When researchers followed up two months later, children who had suffered — and recovered from — a moderate to severe bout of diarrhea were almost nine times more likely to have died than children who had not, he said. Those who survived weren’t growing as quickly as their peers.

“The probability of that being unrelated is minuscule,” Levine said. “There is obviously a clear, strong relationship.”

Because children with cryptosporidium don’t die until weeks or months after their diarrhea is gone, Levine said the parasite’s deadly nature has been largely overlooked.

The research is so sparse that the World Health Organization’s Initiative for Vaccine Research, while it tracks progress toward a vaccine for all three of the other top killers, doesn’t mention cryptosporidium.  There is only one approved drug to treat it and it does not work well on infants, who represent the lion’s share of diarrhea deaths.
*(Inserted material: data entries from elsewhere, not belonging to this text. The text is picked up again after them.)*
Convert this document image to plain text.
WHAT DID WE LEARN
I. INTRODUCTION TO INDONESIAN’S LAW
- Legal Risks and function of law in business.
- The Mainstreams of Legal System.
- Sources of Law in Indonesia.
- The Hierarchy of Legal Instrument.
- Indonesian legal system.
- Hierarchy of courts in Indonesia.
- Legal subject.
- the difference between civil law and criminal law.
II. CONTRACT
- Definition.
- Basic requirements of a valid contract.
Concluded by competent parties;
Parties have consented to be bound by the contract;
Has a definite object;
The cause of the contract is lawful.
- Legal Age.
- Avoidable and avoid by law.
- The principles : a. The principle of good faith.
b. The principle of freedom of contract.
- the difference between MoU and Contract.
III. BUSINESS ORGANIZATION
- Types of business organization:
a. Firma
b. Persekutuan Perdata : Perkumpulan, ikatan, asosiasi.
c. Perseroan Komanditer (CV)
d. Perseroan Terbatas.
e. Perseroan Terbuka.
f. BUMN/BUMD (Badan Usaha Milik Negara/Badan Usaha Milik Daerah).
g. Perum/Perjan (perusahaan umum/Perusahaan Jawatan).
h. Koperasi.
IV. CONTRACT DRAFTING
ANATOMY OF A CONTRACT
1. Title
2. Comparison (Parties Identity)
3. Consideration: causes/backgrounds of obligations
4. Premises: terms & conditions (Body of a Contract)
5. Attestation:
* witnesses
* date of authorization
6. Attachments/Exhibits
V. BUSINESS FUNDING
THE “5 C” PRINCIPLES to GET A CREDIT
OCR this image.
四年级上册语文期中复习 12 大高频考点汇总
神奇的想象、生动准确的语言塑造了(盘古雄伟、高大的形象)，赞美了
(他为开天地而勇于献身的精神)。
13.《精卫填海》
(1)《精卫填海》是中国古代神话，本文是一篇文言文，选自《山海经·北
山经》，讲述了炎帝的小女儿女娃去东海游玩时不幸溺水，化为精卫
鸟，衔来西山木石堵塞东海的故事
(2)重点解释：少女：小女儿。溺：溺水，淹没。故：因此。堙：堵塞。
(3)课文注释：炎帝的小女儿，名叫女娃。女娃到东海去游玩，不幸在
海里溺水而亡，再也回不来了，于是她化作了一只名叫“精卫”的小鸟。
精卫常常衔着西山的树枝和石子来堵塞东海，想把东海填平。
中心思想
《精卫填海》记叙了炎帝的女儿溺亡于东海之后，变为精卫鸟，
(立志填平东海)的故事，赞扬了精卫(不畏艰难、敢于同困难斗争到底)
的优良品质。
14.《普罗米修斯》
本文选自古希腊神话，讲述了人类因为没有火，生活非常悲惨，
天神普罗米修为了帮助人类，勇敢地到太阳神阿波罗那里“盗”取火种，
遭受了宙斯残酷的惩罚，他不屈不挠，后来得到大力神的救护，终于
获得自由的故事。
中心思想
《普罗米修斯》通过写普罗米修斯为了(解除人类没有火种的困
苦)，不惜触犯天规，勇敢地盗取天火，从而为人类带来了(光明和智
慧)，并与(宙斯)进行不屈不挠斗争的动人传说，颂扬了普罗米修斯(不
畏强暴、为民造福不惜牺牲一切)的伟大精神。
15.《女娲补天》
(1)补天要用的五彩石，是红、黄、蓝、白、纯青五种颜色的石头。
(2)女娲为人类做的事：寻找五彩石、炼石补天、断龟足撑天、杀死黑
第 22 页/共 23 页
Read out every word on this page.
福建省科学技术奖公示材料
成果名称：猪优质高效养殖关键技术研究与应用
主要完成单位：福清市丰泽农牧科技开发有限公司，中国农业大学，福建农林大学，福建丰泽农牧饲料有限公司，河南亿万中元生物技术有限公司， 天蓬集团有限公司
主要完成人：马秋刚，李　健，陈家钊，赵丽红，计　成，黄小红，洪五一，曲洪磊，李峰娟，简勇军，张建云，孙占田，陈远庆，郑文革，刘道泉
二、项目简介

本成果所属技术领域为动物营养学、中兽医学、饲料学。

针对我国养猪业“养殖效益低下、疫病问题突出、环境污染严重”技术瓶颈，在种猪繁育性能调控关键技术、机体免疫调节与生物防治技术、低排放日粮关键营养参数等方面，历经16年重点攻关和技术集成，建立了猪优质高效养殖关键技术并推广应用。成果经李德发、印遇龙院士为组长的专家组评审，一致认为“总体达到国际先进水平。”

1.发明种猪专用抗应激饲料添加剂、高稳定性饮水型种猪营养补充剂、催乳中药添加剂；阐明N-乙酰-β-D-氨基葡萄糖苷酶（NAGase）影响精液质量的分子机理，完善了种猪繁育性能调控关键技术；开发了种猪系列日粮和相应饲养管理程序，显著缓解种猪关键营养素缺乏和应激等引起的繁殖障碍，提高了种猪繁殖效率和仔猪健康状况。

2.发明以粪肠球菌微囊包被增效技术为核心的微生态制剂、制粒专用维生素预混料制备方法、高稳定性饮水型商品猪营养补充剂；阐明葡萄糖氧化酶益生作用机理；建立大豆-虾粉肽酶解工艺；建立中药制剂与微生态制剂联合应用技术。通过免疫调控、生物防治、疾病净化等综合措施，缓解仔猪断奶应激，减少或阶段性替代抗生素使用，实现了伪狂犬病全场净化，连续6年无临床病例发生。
That drug, called Alinia, was approved more than a decade ago.

“We’re pretty naked in terms of tools to fight this,” Levine said. “We have one lousy drug.”

Research into solutions for rotavirus and the other two most common pathogens, shigella and enterotoxigenic E. coli, are much further along.

Since 2006, the GAVI Alliance, a US-supported nonprofit that aims to increase global vaccination, has introduced the rotavirus vaccine into 14 of the world’s poorest countries. GlycoVaxyn AG secured a grant last month to conduct human trials on a promising vaccine to protect against shigella. Vaccines for enterotoxigenic E. coli are also in the pipeline.

Still, there are hurdles to overcome.

Many diarrhea deaths occur, not because of a lack of science, but because children don’t have access to existing medical solutions. More than half of the children who died during the GEMS study died at home.

So few people bring their children to health clinics that, when Levine and Sow started the project in Mali, they struggled to find cases to analyze until they reached out into the community. Diarrhea is accepted as a normal part of childhood.

“Mothers say, ‘Oh, no. It is fine. His teeth are coming in,’” Sow said. It’s common to “treat” the problem by depriving children of water, which makes the child sicker.

“You only take the child to the doctor if he’s almost in a coma,” he said. Even then, the first line of defense is to consult a traditional healer. The hospital is a last resort.

Changing that culture could be as tough a battle as finding a medical solution.

“We are just getting started,” Sow said. “I would say before GEMS we were seeing the eyes and the nose of the hippopotamus. Now, the head is sticking out of the water, but there is still the rest of the body.”